Although it is unclear as to whether Mr. Patel’s testimony refers to the removal of the unauthorized ENDS products identified during the May 21, 2023 inspection that prompted the June 15, 2023 Warning Letter, or if Mr. Patel’s testimony refers to the August 12, 2023 inspection that gave rise to the Complaint, CTP has not challenged the testimony of Mr. Patel. Further, the June 15, 2023 Warning Letter specified that the Elfbar Beach Day ENDS product lacked premarket authorization, and provided a link to a list of products that received marketing granted orders. CTP Ex. 7 at 1, 3. However, in the current Complaint, CTP is seeking a CMP for Respondent’s possession of an Elfbar Honeydew Pineapple Orange ENDS product, which is a different flavor from the ENDS product expressly identified in the text of the June 15, 2023 Warning Letter. Compare CTP Ex. 7, CRD Dkt. Entry No. 1, ¶ 15. I find that Respondent’s attempt to remedy its alleged prior violations and come into compliance with the law, although insufficient, should be considered a mitigating circumstance. Therefore, despite the serious nature of the violations, I find the Respondent’s attempt to comply with the law, although insufficient to relieve it of liability, is a mitigating factor and the CMP amount should be reduced accordingly.

iv. Degree of Culpability

Based on my finding that Respondent committed the violation alleged in the Complaint, I hold the Respondent fully culpable for offering for sale new tobacco products that were adulterated and misbranded, in violation of the Act. The Act places a heavy burden on retailers who choose to sell tobacco products because of their highly dangerous and addictive nature. See 21 U.S.C. § 387 note (Findings and Purpose). Although I find the Respondent admitted its liability and took remedial action to rectify its noncompliance, these actions do not absolve Respondent of its responsibility as a retailer of tobacco products.

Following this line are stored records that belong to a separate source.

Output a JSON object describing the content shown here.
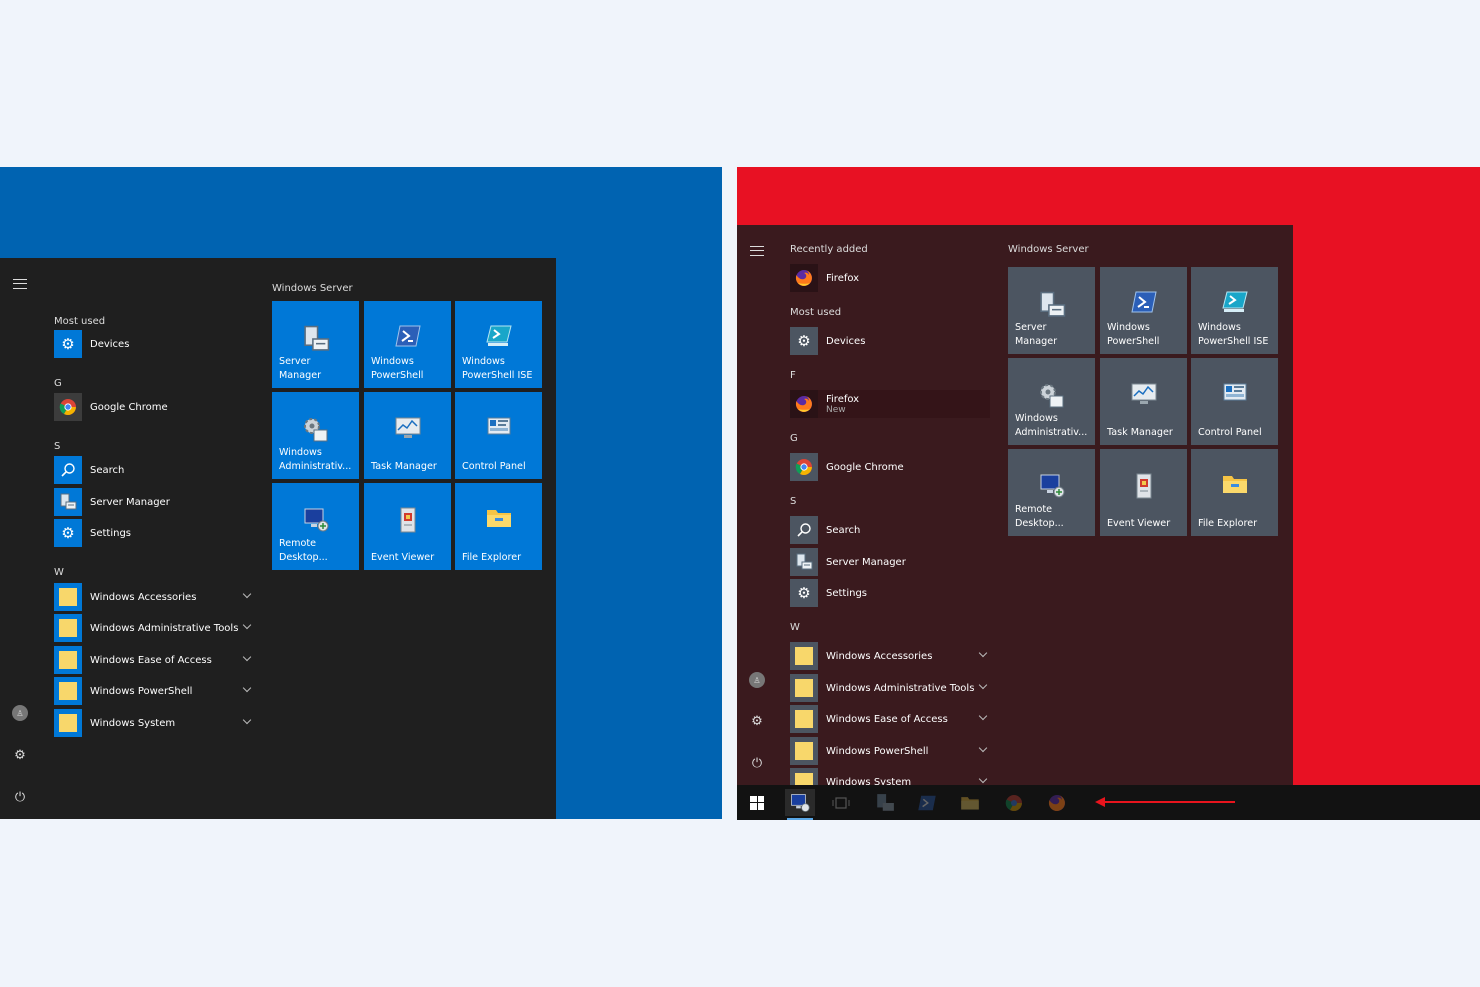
{
  "colors": {
    "page_bg": "#f0f4fb",
    "left_desktop": "#0063b1",
    "right_desktop": "#e81123",
    "left_start_bg": "#1f1f1f",
    "right_start_bg": "#3a1a1e",
    "left_tile": "#0078d7",
    "right_tile": "#4c5561",
    "taskbar": "#121212",
    "arrow": "#e8141d"
  },
  "left": {
    "most_used_header": "Most used",
    "rows": [
      {
        "label": "Devices",
        "icon": "gear-icon"
      },
      {
        "label": "Google Chrome",
        "icon": "chrome-icon"
      },
      {
        "label": "Search",
        "icon": "search-icon"
      },
      {
        "label": "Server Manager",
        "icon": "server-manager-icon"
      },
      {
        "label": "Settings",
        "icon": "gear-icon"
      },
      {
        "label": "Windows Accessories",
        "icon": "folder-icon"
      },
      {
        "label": "Windows Administrative Tools",
        "icon": "folder-icon"
      },
      {
        "label": "Windows Ease of Access",
        "icon": "folder-icon"
      },
      {
        "label": "Windows PowerShell",
        "icon": "folder-icon"
      },
      {
        "label": "Windows System",
        "icon": "folder-icon"
      }
    ],
    "letters": [
      "G",
      "S",
      "W"
    ],
    "tiles_title": "Windows Server",
    "tiles": [
      "Server Manager",
      "Windows\nPowerShell",
      "Windows\nPowerShell ISE",
      "Windows\nAdministrativ...",
      "Task Manager",
      "Control Panel",
      "Remote\nDesktop...",
      "Event Viewer",
      "File Explorer"
    ]
  },
  "right": {
    "recently_added_header": "Recently added",
    "most_used_header": "Most used",
    "rows": [
      {
        "label": "Firefox",
        "icon": "firefox-icon"
      },
      {
        "label": "Devices",
        "icon": "gear-icon"
      },
      {
        "label": "Firefox",
        "icon": "firefox-icon",
        "sub": "New"
      },
      {
        "label": "Google Chrome",
        "icon": "chrome-icon"
      },
      {
        "label": "Search",
        "icon": "search-icon"
      },
      {
        "label": "Server Manager",
        "icon": "server-manager-icon"
      },
      {
        "label": "Settings",
        "icon": "gear-icon"
      },
      {
        "label": "Windows Accessories",
        "icon": "folder-icon"
      },
      {
        "label": "Windows Administrative Tools",
        "icon": "folder-icon"
      },
      {
        "label": "Windows Ease of Access",
        "icon": "folder-icon"
      },
      {
        "label": "Windows PowerShell",
        "icon": "folder-icon"
      },
      {
        "label": "Windows System",
        "icon": "folder-icon"
      }
    ],
    "letters": [
      "F",
      "G",
      "S",
      "W"
    ],
    "tiles_title": "Windows Server",
    "tiles": [
      "Server Manager",
      "Windows\nPowerShell",
      "Windows\nPowerShell ISE",
      "Windows\nAdministrativ...",
      "Task Manager",
      "Control Panel",
      "Remote\nDesktop...",
      "Event Viewer",
      "File Explorer"
    ]
  },
  "taskbar_icons": [
    "windows-start-icon",
    "remote-desktop-icon",
    "task-view-icon",
    "server-manager-icon",
    "powershell-icon",
    "file-explorer-icon",
    "chrome-icon",
    "firefox-icon"
  ]
}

v. Other Matters as Justice May Require

The Act gives me discretion to consider any other evidence or arguments to mitigate the amount of the CMP. 21 U.S.C. § 333(f)(5)(B). Based on the evidence in the record, I find the proposed penalty amount of $19,192 will place a significant financial strain on the Respondent. However, having found the Respondent violated the law, to ensure that

Page 9

justice is served, the CMP should ensure future compliance with the Act and tobacco regulations.

For these reasons, after considering the evidence in the record, applicable law, and aggravating and mitigating circumstances in this case, I find that a reduced penalty amount of $16,314 is appropriate under 21 U.S.C. §§ 333(f)(5)(B), (f)(5)(C), and (f)(9).

IV. Conclusion

I impose a reduced civil money penalty against Respondent, Varahi Maa Inc. d/b/a Boulevard Stop, in the amount of $16,314 for receiving in interstate commerce an ENDS product that lacks the premarketing authorization required under the Act, and offering such product for sale. Pursuant to 21 C.F.R. §§ 17.11(b), 17.45(d), this decision becomes final and binding upon both parties after 30 days of the date of its issuance.